Music in the moment is completely separate being from music recorded; in recognition of this, I utilize my tools to find a new form. As this unfolds, I create a conversation with spirit by giving the instruments a voice that is outside of the realm of what they were made for. This voice is what I am looking for and listening to, and I find it much more pleasing than listening to myself.

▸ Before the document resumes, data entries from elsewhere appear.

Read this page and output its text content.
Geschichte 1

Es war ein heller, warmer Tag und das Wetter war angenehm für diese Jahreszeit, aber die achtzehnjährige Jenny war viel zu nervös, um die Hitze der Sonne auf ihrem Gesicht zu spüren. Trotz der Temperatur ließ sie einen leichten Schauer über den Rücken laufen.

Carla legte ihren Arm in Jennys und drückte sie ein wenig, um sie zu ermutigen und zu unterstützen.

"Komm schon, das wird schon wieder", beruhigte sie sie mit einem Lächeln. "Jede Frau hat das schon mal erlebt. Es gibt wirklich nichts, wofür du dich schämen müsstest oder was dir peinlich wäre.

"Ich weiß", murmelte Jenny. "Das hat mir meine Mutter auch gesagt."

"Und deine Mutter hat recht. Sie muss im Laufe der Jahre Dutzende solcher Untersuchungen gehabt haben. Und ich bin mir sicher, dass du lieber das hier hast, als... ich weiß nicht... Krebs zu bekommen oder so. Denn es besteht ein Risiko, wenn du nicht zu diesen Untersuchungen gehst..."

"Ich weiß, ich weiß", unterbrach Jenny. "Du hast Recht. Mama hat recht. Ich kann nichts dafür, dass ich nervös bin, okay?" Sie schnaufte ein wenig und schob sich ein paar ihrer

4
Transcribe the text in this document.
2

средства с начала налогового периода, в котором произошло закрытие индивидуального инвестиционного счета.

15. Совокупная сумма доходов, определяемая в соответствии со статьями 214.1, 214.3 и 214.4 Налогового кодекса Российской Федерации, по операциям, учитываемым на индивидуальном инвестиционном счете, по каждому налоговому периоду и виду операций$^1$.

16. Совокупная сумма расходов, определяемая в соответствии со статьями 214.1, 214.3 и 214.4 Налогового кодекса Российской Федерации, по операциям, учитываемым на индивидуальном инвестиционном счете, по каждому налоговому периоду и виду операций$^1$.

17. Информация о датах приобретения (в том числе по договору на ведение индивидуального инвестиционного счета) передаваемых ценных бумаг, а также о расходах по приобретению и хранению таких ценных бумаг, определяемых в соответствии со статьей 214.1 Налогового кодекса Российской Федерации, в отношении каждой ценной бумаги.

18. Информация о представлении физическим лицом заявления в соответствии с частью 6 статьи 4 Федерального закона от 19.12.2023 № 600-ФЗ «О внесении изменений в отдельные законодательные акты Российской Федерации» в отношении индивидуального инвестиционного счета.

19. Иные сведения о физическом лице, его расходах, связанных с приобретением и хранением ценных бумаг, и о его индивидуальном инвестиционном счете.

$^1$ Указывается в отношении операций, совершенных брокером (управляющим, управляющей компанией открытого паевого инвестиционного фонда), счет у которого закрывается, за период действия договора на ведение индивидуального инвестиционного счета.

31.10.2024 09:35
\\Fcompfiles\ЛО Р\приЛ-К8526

Second, on almost every solo song I have ever recorded I play each track blindly without listening to or playing along with the other tracks recorded for that song. I recorded my first album, Prepare Your Self, on a four-track stereo reel-to-reel and this lack of trying to sync up/control the sound made that spiritual connection palpable to me. I love the unexpected rhythms and cycles that occur naturally within my playing and the instruments themselves and only show themselves at the end. It's like paying attention to your own breath. The mixing process also becomes very important and I always do it with a manual mixing board. That way I can barely keep track of which track is which so even the mixing becomes slightly out of control. This often creates songs that are deeply disconcerting and difficult to listen to for me, but I enjoy a visceral reaction of almost any kind so I just go with it.

ST: What are some artists, albums, and music that bring you joy or peace personally?

CP: This is a question I have always found very difficult to answer. When I was little I used to rotate all of the stuffed animals on my bed so that each one would take turns getting a prime spot. Maybe it comes with being a Libra. I have so many incredible contemporaries that I hesitate to name any one because then 10 other names pop into my head and I just get confused. I will simply say that I feel inspired constantly and love to check out all the different scenes in Baltimore and beyond.